In the absence of government programmes, peer-led naloxone distribution run by YouthRISE Nigeria in Benue State cut opioid overdose deaths by 25% between 2020 and 2022.

“It would be unfair to say that the government doesn’t provide support,” said to Okiwu, “but we do the work on the ground, and it’s the Global Fund that provides the finances.”

Finances are a crucial issue here. The vast majority of Nigeria’s harm reduction funding comes from the Global Fund, the international partnership funding HIV and TB-related care around the world, making it vulnerable to the kind of sudden donor loss which proved calamitous in other African nations. The new plan will aim for a dedicated domestic budget for harm reduction at the national level and in at least 50% of states, according to the documents, but it’s an aim, not a guarantee. For now, Nigeria’s harm reduction will remain donor-led, and funded partly by seized criminal assets, which the government does seem eager to claim.

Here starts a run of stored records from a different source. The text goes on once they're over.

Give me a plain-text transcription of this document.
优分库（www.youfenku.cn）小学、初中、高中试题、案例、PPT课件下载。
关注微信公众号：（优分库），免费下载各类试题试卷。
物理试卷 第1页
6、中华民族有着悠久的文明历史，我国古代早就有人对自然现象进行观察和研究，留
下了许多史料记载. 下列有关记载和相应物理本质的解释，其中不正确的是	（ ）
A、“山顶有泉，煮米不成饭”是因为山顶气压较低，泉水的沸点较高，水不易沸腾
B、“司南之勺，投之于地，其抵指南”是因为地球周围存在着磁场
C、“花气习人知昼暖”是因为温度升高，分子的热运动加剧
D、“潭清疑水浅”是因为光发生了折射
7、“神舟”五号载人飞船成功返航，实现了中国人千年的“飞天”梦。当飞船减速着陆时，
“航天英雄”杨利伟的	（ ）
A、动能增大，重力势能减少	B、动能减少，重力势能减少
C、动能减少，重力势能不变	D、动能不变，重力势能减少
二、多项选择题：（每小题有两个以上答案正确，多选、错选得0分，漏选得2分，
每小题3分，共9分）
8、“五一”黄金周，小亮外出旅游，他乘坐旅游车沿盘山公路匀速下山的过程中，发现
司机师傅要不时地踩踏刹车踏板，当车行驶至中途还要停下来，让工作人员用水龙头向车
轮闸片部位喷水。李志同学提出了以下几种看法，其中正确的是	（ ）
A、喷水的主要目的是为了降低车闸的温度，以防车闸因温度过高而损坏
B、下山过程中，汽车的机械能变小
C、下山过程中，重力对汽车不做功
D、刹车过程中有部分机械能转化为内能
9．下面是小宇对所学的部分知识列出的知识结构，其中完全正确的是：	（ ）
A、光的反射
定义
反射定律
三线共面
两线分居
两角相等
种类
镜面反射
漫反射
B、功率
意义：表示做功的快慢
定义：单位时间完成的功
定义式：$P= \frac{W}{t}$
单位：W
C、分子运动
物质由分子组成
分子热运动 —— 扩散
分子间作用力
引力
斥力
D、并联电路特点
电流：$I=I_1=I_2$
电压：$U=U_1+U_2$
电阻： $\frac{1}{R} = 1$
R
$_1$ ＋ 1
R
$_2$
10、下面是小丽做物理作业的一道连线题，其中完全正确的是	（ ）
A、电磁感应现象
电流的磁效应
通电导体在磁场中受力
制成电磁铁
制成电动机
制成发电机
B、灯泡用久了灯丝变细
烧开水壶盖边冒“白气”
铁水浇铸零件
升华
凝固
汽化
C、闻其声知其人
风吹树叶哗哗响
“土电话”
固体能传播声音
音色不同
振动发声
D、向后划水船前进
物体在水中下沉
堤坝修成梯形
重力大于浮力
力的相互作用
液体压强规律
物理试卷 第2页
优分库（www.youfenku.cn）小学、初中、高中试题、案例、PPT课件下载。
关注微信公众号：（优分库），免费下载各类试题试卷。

The question of what happens next for Nigeria is one that harm reduction organisations are best equipped to answer. And yet, despite the genuine optimism among some campaigners, others are being removed from the process altogether.

Other African nations are attempting to build upon their harm reduction legacies, or even seeing the rise of decriminalisation coalitions. In Nigeria, whether the next five years close the gap between what the plan promises and what’s delivered may depend in large part on who was, and wasn’t, in the room where it was written.